Badly Drawn Boy proudly flying the Union Jack
By Chris Nixon
San Diego Union-Tribune
March 15, 2007
British artist Badly Drawn Boy – aka Damon Gough – engages in a self-dialogue on his latest album's opening track, “Swimming Pool,” pondering the meaning of home and country. It goes something like this:
In the left speaker: “You think it matters where you were born?”
In the right speaker: “No, not really. It only matters that you can be proud of where you came from.”
So starts Badly Drawn Boy's fifth disc, a celebration of his growth from boy to man and the swirling world that surrounded his coming of age in his homeland of Great Britain.
The songs are brimming with British references from his young adulthood: Virginia Wade (the last British woman to win Wimbledon), the Silver Jubilee (in 1977), the Sex Pistols, Iron Lady Margaret Thatcher and the Falklands War. In a nod to his hero Bruce Springsteen (whose music has almost nothing to Gough besides great lyrics), he christened the collection of 13 tracks “Born in the UK.”

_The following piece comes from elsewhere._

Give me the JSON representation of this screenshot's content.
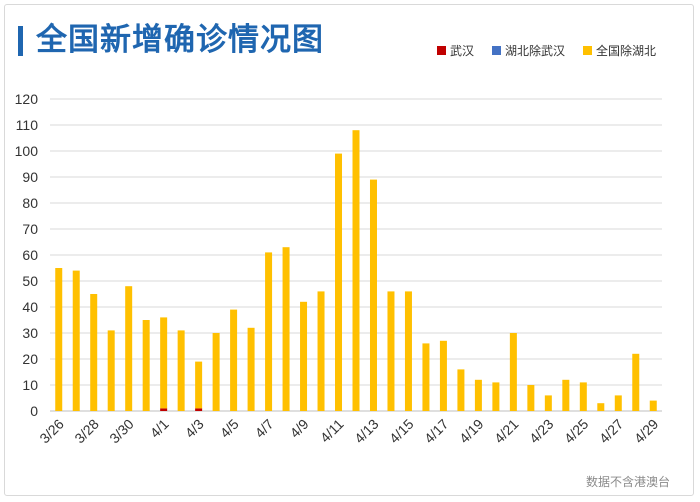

Referencing his opening discussion, is Gough proud of where he came from? Throughout the album, the scruffy songwriter notes his own faults along with his country's foibles, but he also manages to find an overwhelmingly positive spin on personal and national stumbling blocks. He still lives in his hometown of Manchester, so you get the sense he's inspired by his native soil.
“I want to stand up and say I'm proud to be English,” says Gough in his press biography. “And it seems that that right's been taken away from us for some reason – being proud of where you're from is part of being a human being.”

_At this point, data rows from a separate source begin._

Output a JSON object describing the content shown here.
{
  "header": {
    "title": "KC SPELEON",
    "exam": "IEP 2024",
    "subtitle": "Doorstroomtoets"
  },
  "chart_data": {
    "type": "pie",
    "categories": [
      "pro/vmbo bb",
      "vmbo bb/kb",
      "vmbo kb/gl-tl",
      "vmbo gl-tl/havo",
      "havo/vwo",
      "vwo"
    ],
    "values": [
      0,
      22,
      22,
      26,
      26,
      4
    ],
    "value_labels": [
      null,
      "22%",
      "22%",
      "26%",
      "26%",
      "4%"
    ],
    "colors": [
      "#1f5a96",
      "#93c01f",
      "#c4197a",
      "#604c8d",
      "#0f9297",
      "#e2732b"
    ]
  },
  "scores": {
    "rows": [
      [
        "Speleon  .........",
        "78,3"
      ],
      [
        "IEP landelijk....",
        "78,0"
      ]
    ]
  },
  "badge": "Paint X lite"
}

In retrospect, the 37-year-old musician's career seems almost effortless leading up to “Born in the UK.” His debut in 2000, “The Hour of Bewilderbeast,” won him the coveted Mercury Prize, and Gough's prowess motivated music geek author Nick Hornby (“High Fidelity”) to tab BDB to score his movie “About a Boy.” Beautiful, lyrical songs flowed from him as he recorded four albums in four years.

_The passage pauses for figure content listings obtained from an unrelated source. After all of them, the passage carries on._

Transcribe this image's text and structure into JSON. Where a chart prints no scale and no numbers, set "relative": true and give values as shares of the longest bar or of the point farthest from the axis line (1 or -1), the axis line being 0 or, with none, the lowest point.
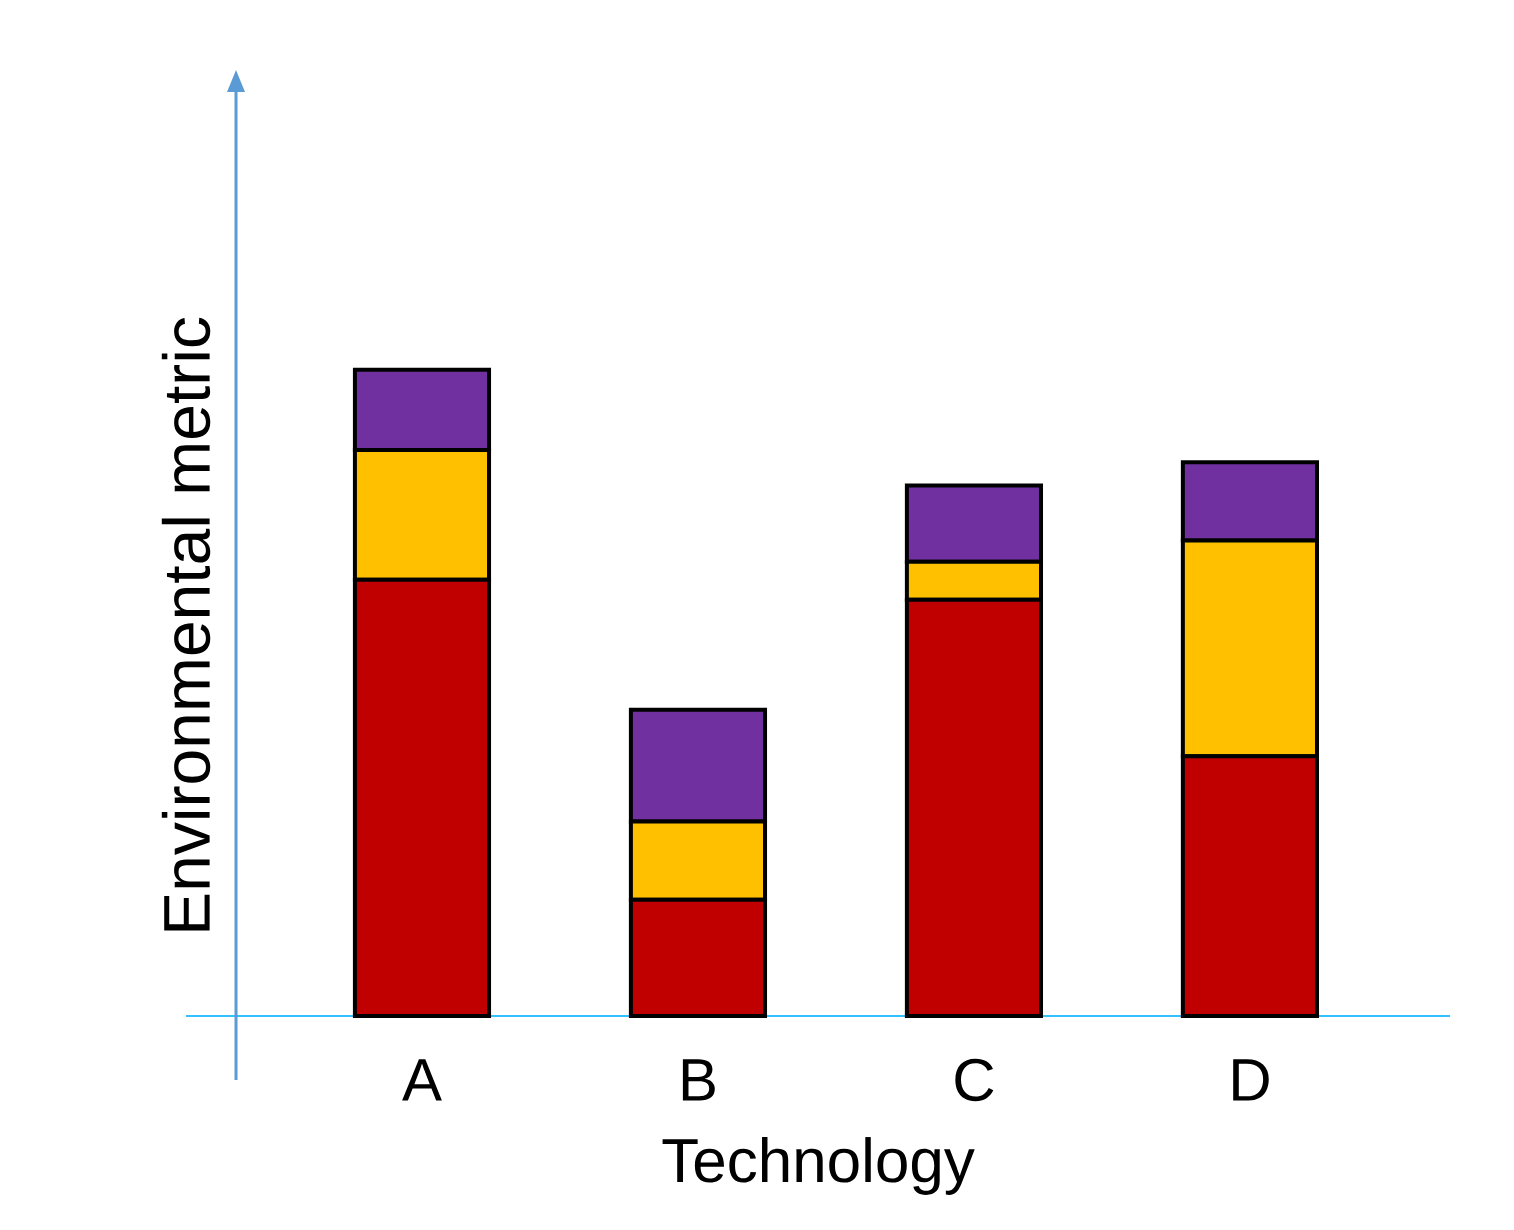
{
  "chart_data": {
    "type": "bar",
    "stacked": true,
    "relative": true,
    "xlabel": "Technology",
    "ylabel": "Environmental metric",
    "categories": [
      "A",
      "B",
      "C",
      "D"
    ],
    "series": [
      {
        "color": "#c00000",
        "values": [
          0.675,
          0.18,
          0.644,
          0.402
        ]
      },
      {
        "color": "#ffc000",
        "values": [
          0.201,
          0.121,
          0.059,
          0.334
        ]
      },
      {
        "color": "#7030a0",
        "values": [
          0.124,
          0.173,
          0.118,
          0.121
        ]
      }
    ]
  }
}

After rounding out his contract with his original label XL with the highly personal album “One Plus One Is One” in 2004, Gough signed with EMI and looked to assemble another collection of music. Halfway through recording a new record with producer Stephen Street (The Smiths, Blur), the man in the trademark knit cap scrapped the sessions and all the material.
“Stephen was brilliant, and it's kinda inexplicable how it didn't work,” explains Gough, again from the biography on his Web site www.badlydrawnboy.co.uk. “It's like the stars weren't aligned or something. I blame myself. At the time I was devastated. I had to phone him and say,
'I'm not sure I can continue with this material.' I just wasn't feeling where it was going.”
So Gough went back to the drawing board, toiling over a new set of songs until he met Nick Franglen (one half of electronica duo Lemon Jelly). Gough and Franglen would sculpt “Born in the UK” out of an original set of 25 songs, whittling the album down to 13 after six months in the studio.
While “Born in the UK” doesn't quite reach the orchestral pop heights of his 2002 release, “Have You Fed the Fish?,” or the stripped-down beauty of his debut, “The Hour of Bewilderbeast,” Gough's hard-earned fifth disc proves he is a songwriting talent to keep an eye on down the road.
Chris Nixon is a San Diego music writer.